Es aquí la antigua Sajonia, donde sus príncipes y nobles gobernaron hace siglos una vasta región rodeada de ríos, bosques, minerales y mucho poder. Pero también en ella se cierne el horror de las guerras producida por la crueldad humana.
Es una ciudad bella a orillas del rio Elba frente a la cual su construyó una gran terraza que ha servido como muro de contención para las crecientes en época de lluvia, evitando así las inundaciones del casco histórico. De tal forma que el conjunto arquitectónico se vuelve una soberbia postal sajona.
Ya desde el año 1200 se nombra el lugar por algunas crónicas pero su verdadero esplendor lo tendrá desde el siglo XVII donde reyes hacen la ciudad su residencia construyendo grandes palacios y embelleciéndola para su placer.

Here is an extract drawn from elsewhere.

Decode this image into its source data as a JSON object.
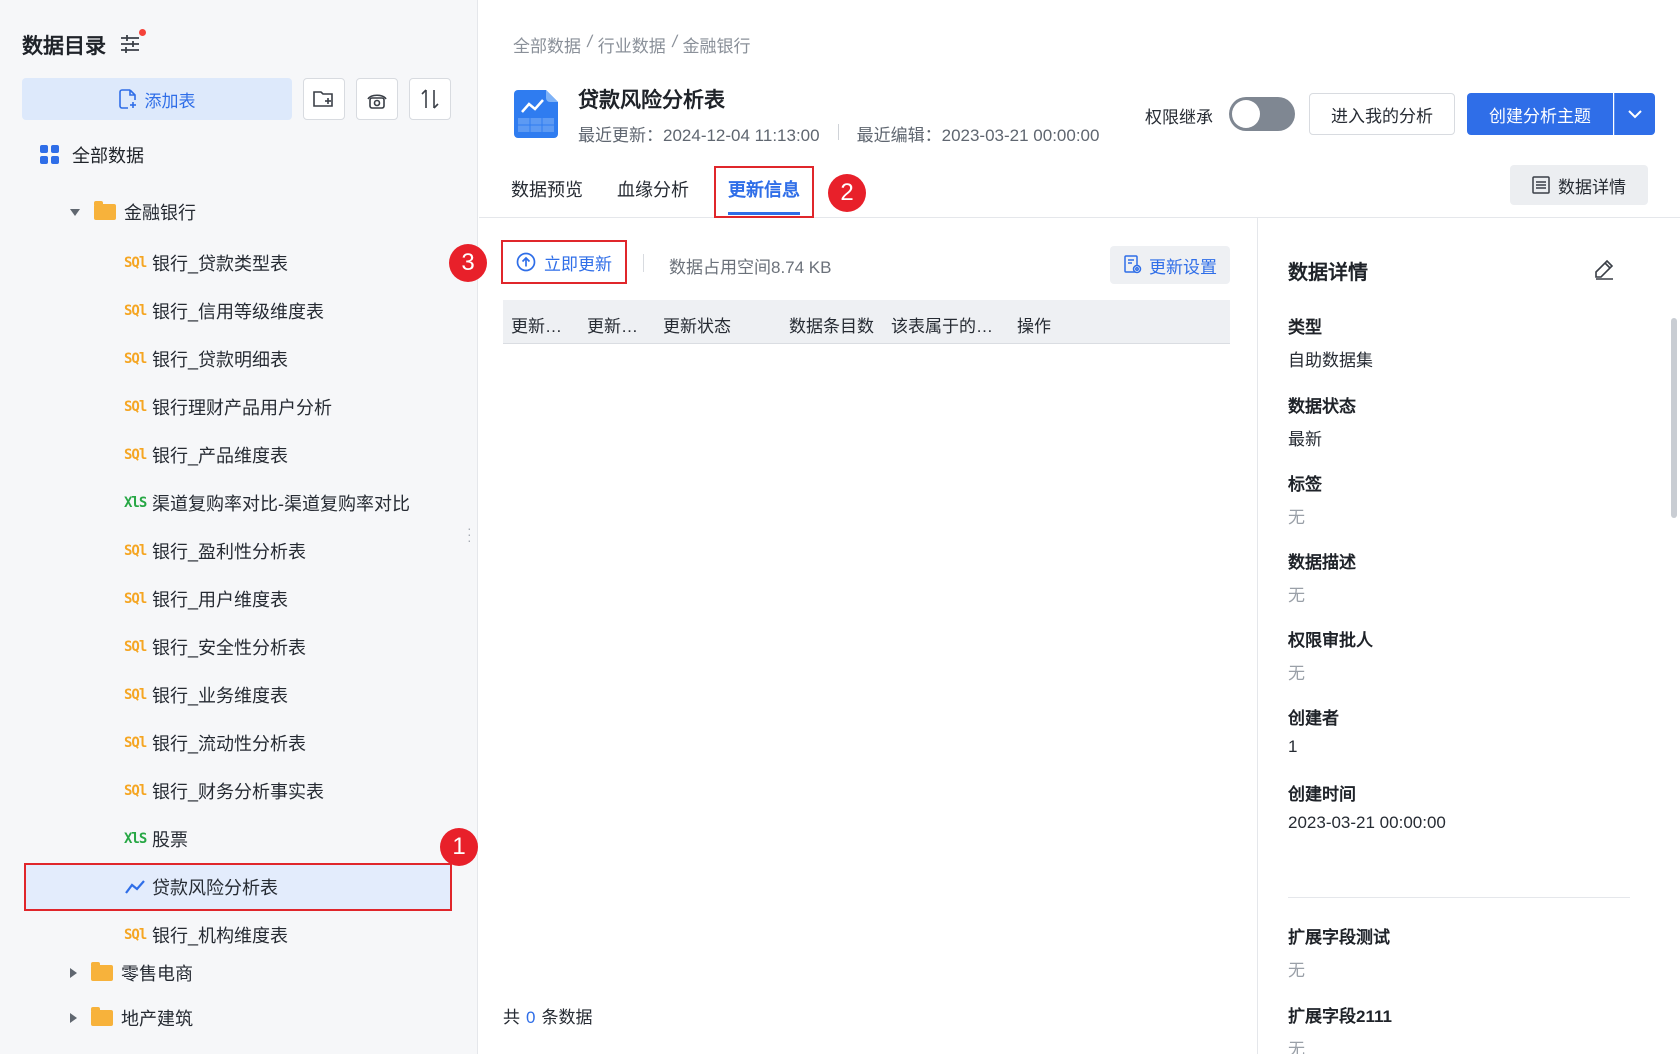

Dresde fue también para el siglo XVI el más importante bastión del protestantismo, por el que vivió una encarnizada guerra. La ciudad fue incendiada en 1685 y destruida casi en su totalidad.
Sin embargo, este hecho sirvió para que empezara a vivir su esplendor a partir del reinado de Augusto II El Fuerte, quien mandó reconstruir casi en su totalidad la ciudad, adornándola con una catedral católica que forma parte del conjunto del Theaterplaz con el palacio del rey y la ópera, situado junto a las terrazas del rio Elba, llamadas también El balcón de Europa. En este espacio se encuentra también un friso de 12 metros de longitud construido en porcelana donde están representados todos los príncipes de Sajonia.
Pero las llamas volvieron a envolver a la ciudad siglos más tarde; a doce semanas que llegara a su fin la Segunda Guerra II, el ejército británico dejó caer en un ataque aéreo sorpresivo, bombas de fósforo que la hicieron arder en cuestión de minutos, a una temperatura 1000°C.
Nuevamente destruida casi en su totalidad, los ingleses, muchas décadas después, en un gesto amistoso, colaboraron para la reconstrucción de los emblemáticos edificios que habían caído a pedazos por las altas temperaturas que produjeron las bombas.
Ahora, Dresde se puede recorrer y disfrutar completa y de pie; es un verdadero placer tomarse una cerveza en algún pequeño restaurante de sus terrazas o comer un pollo frito con verduras, viendo los edificios históricos, orgullosos de un memorable pasado, que encierran en ellos ese color oscuro que recuerda el sufrimiento de sus habitantes, devorados por las llamas más de una vez.